Selama kepergian Lintang, sikap Fahira terhadap Luiz sudah mulai membaik, bahkan gadis itu terus berusaha membujuk adiknya untuk mau berbicara dengannya. Setiap hari saat pulang dari kantor atau pun saat libur dan ada di rumah. Tapi, Luiz bungkam, anak itu hanya diam tak mau mengatakan apapun, sedih, kesal, ataupun amarahnya selalu ia tahan, atau lebih tepatnya Luiz akan melampiaskan itu semua diatas sebuah kanvas putih yang selalu tersdia di kamarnya.

Jangan, kan Fahira dan Eros, Fernan, sebagai Ayahnya saja tak bisa meredam keterdiaman anak bungsunya. Setiap kali Luiz buka suara, hanya nama Lintang yang terlontar.

'Kak Lin, Kak Lin.'

Begitu terus, hingga malam itu tiba, malam di mana Lintang sudah pergi selama 2 minggu, rasa sepi mulai menguasai pikiran Luiz. Dia tak lagi bisa mengontrol dirinya, dia menangis dalam diam, entah bagaimana caranya, anak itu selalu berdiri di depan cermin yang memang sudah tinggal separuh, karena sudah ia pecahkan, beberapa bulan lalu.

Jika di lihat memang miris dan linu, malang dan sakit. Luka lama belum sembuh muncul luka baru. Tak ada satu pun yang mampu mrmahami dirinya, keterbatasannya benar-benar mempersulit dirinya. Tepat kemarin sore, Karel teman kecilnya berkunjung ke rumah, gadis itu masuk ke dalam kamar Luiz, dia dusuk di sebelahnya, dilantai beralaskan karpet berwarna cokelat bergambar spidermen.

"Hallo Luiz, apa kabar?" sapa Karel.

Luiz bungkam, ia selalu menatap foto Bundanya yang sedikit kusut. Tapi saat itu,Pandangannya kosong, tatapannya benar-benar tak menandakan kalau dia sedang menatap foto yang di pegangnya. Karel mengusap bahunya pelan saja, ia tak merespon.

"Luiz, maafin aku selama ini aku tak bisa mengunjungimu. Aku sibuk dengan sekolah dan tugasku." tuturnya. Luiz masih tetap diam. Karel sedih kala ia hadir Luiz dalam keadaan tak sama, biasanya ketika ia berangkat sekolah atau pulang sekolah, Luiz berada di depan halaman rumahnya bermain bersama Lintang, Karel beruntung bisa mengenal Luiz, karena baginya Luiz spesial, pria yang aneh dengan sikap yang tak semua orang bisa duga.

"Luiz, bicara sesuatu." ucap Karel.

Luiz merasa kalau sentuhan Karel membuatnya tersadar, ia menoleh ke arahnya, wajah cantik Karel yang ia tangkap dengan kedua manik matanya. Si mata Panda jukukannya.

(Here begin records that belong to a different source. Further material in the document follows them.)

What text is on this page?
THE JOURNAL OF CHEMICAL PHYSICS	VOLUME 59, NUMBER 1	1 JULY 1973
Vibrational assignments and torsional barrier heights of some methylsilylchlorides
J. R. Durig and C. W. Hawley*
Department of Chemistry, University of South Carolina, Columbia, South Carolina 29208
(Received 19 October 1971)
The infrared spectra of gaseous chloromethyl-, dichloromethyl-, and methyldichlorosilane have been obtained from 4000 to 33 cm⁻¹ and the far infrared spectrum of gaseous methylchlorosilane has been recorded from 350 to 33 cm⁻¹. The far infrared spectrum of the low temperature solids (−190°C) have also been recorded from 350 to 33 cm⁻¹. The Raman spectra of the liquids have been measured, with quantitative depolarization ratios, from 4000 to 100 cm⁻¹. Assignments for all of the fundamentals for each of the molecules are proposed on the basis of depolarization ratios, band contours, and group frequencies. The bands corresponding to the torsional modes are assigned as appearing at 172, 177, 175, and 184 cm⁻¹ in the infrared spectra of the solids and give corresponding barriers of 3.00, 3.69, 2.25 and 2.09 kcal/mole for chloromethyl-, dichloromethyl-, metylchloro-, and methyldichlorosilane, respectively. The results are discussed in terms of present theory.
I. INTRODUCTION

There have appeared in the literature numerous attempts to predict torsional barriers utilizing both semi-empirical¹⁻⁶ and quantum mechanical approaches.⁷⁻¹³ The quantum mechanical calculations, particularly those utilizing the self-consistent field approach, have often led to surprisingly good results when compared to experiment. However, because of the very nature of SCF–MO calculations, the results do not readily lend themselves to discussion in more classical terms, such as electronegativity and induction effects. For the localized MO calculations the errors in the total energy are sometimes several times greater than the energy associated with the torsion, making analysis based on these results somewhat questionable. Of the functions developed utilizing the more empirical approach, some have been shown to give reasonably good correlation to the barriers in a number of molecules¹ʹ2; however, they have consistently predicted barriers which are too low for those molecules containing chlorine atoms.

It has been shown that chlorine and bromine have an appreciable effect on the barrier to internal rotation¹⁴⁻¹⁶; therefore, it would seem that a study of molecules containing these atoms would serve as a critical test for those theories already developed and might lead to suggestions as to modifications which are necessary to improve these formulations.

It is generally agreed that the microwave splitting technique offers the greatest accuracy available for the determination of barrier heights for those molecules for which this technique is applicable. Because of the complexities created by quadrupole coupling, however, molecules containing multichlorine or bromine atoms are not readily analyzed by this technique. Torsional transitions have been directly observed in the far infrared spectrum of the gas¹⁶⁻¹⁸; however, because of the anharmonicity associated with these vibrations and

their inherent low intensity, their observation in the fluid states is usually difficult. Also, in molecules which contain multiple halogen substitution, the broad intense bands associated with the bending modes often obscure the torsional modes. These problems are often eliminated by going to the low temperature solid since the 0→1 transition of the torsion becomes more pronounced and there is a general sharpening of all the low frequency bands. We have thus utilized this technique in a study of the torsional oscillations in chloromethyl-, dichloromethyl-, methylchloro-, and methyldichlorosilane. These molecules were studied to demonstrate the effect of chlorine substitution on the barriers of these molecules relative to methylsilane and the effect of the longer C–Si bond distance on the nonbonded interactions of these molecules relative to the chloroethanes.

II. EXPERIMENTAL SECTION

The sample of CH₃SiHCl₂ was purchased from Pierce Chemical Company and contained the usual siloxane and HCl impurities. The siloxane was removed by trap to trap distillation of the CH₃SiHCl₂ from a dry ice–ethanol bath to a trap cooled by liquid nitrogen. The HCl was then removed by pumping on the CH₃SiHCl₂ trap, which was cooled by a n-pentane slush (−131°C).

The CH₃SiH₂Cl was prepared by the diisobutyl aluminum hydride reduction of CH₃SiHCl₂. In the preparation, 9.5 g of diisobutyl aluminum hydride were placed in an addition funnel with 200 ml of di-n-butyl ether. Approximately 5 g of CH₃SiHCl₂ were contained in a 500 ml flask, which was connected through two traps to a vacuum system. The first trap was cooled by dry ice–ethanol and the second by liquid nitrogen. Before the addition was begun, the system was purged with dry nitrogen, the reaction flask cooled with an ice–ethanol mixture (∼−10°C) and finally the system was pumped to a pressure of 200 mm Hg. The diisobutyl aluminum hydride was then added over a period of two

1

Sendu. Iya, itu lah yang dapat di rasakan oleh Karsl, gadis berusia 17 tahun itu merasakan luka yang terdapat dalam mata panda Luiz.

"Bun-da." katanya. Anak itu bergumam begitu lirih, saat iya menyerukan panggilannya untuk Meri. Satu tetes air matanya jatuh.

"Ka-rel, Luiz, Ing-in Bun-da." serunya lagi.

Karel melihat foto almarhumah Meri, di ambilnya foto itu.

"Bunda Meri cantik ya, kaya malaikat, tapi ngga bersayap, kamu sayang banget sama Bundamu, Luiz?" katanya. Luiz tak merespon.

Karel masih bersikap tenang dan mencoba menghibur temannya itu. Gadis itu mencari sesuatu yang bisa ia pakai, pandangannya tertuju pada tempat tidur. Di sana ada sebuah boneka pig berwarna pink dan dholpin, yang berjejer raoih di dekat tumpukan bantal.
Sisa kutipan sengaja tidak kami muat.